Pederson’s main role with the Dodgers was thumping right-handed pitchers, hitting .238/.349/.501 in his career, a 128 wRC+. Since the start of the 2018 season, his 67 home runs against right-handers rank third in the majors, behind only Mike Trout and Eugenio Suarez.
But against left-handed pitchers, Pederson hit only .191/.266/.310, a 59 wRC+, leading to a limited role with the Dodgers. He started only 51 times against southpaws, just nine percent of his total starts. In July, before the 2020 season started, Pederson when asked about his pending free agency seemed to know the playing time grass would be greener elsewhere than Los Angeles.

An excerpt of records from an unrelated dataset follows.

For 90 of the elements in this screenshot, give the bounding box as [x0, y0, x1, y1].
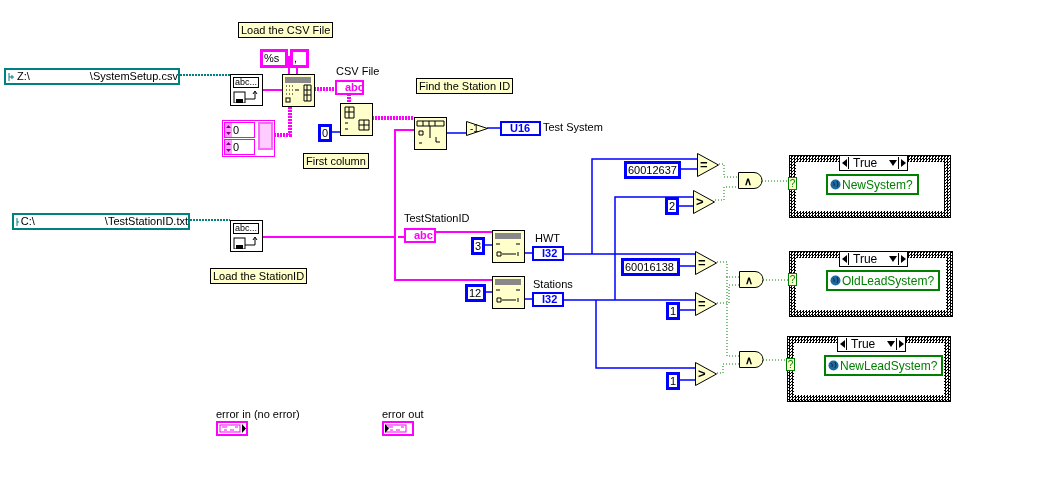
string-constant: %s	[260, 49, 288, 68]
wire	[762, 359, 788, 361]
wire-label: TestStationID	[404, 211, 470, 225]
cluster-label: error in (no error)	[216, 407, 300, 422]
spreadsheet-node	[282, 74, 315, 107]
case-selector[interactable]: True	[837, 336, 906, 352]
wire	[314, 87, 335, 91]
numeric-constant: 12	[465, 284, 486, 302]
globe-icon	[828, 360, 839, 371]
wire	[372, 116, 414, 120]
numeric-constant: 3	[471, 237, 485, 255]
path-prefix: Z:\	[17, 69, 30, 85]
numeric-indicator: U16	[500, 121, 541, 136]
wire-label: CSV File	[336, 64, 380, 78]
and-gate: ∧	[739, 351, 764, 368]
decrement-arrow-icon	[838, 338, 847, 350]
case-selector[interactable]: True	[839, 155, 908, 171]
property-name: NewLeadSystem?	[840, 357, 938, 375]
dropdown-icon	[889, 160, 897, 166]
wire	[679, 379, 696, 381]
and-gate: ∧	[738, 172, 763, 189]
decrement-arrow-icon	[840, 157, 849, 169]
comparison-node: =	[695, 251, 717, 275]
wire	[716, 363, 740, 374]
comparison-node: =	[695, 292, 717, 316]
wire	[262, 89, 283, 91]
decimal-string-node	[492, 276, 525, 309]
numeric-constant: 2	[665, 197, 679, 215]
property-name: NewSystem?	[842, 176, 913, 194]
wire	[347, 94, 351, 103]
comment-label: Load the StationID	[210, 268, 308, 284]
index-spinner-icon	[225, 123, 232, 137]
error-out-cluster	[382, 421, 414, 436]
floppy-disk-icon	[233, 90, 260, 103]
comparison-node: >	[695, 362, 717, 386]
dropdown-icon	[889, 256, 897, 262]
globe-icon	[830, 275, 841, 286]
wire	[762, 279, 790, 281]
globe-icon	[830, 179, 841, 190]
dropdown-icon	[887, 341, 895, 347]
decimal-string-node	[492, 230, 525, 263]
search-array-node	[414, 117, 447, 150]
numeric-constant: 60012637	[624, 161, 681, 179]
error-in-cluster	[216, 421, 248, 436]
numeric-indicator: I32	[532, 246, 564, 261]
index-array-node	[340, 103, 373, 136]
floppy-disk-icon	[233, 236, 260, 249]
selector-terminal: ?	[786, 358, 795, 371]
path-suffix: \SystemSetup.csv	[89, 69, 178, 85]
index-spinner-icon	[225, 140, 232, 154]
wire-label: Test System	[543, 120, 603, 134]
numeric-constant: 60016138	[621, 258, 680, 276]
wire	[523, 252, 533, 254]
wire	[761, 180, 790, 182]
wire	[714, 186, 739, 201]
comment-label: First column	[303, 153, 369, 169]
comparison-node: =	[697, 153, 719, 177]
wire-label: HWT	[535, 231, 561, 245]
path-icon	[16, 216, 19, 227]
string-constant: ,	[290, 49, 309, 68]
path-icon	[8, 71, 15, 82]
property-name: OldLeadSystem?	[842, 272, 935, 290]
case-value: True	[852, 156, 879, 170]
selector-terminal: ?	[788, 273, 797, 286]
and-gate: ∧	[739, 271, 764, 288]
selector-terminal: ?	[788, 177, 797, 190]
cluster-label: error out	[382, 407, 424, 422]
node-caption: abc...	[233, 223, 259, 234]
comparison-node: >	[693, 190, 715, 214]
wire	[718, 163, 739, 178]
decrement-arrow-icon	[840, 253, 849, 265]
array-element: 0	[232, 123, 241, 137]
comment-label: Load the CSV File	[238, 22, 334, 38]
array-element: 0	[232, 140, 241, 154]
case-value: True	[850, 337, 877, 351]
string-indicator: abc	[404, 228, 436, 243]
node-caption: abc...	[233, 77, 259, 88]
numeric-constant: 1	[666, 302, 680, 320]
case-selector[interactable]: True	[839, 251, 908, 267]
path-suffix: \TestStationID.txt	[104, 214, 188, 230]
array-element-slot	[258, 122, 273, 150]
numeric-indicator: I32	[532, 292, 564, 307]
wire	[523, 298, 533, 300]
wire	[485, 291, 493, 293]
numeric-constant: 0	[318, 124, 332, 142]
path-prefix: C:\	[20, 214, 35, 230]
wire-label: Stations	[533, 277, 573, 291]
case-value: True	[852, 252, 879, 266]
comment-label: Find the Station ID	[416, 78, 514, 94]
numeric-constant: 1	[666, 372, 680, 390]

“I get text messages all the time saying I should be playing every day on this team or a lot of other teams,” Pederson said. “I love playing for the Dodgers, and doing my part, but who knows about what it could be if I was playing every day. There’s a definite unknown box there that hasn’t been opened up for about five years.”
Well, at least Pederson knows his way around Wrigley Field.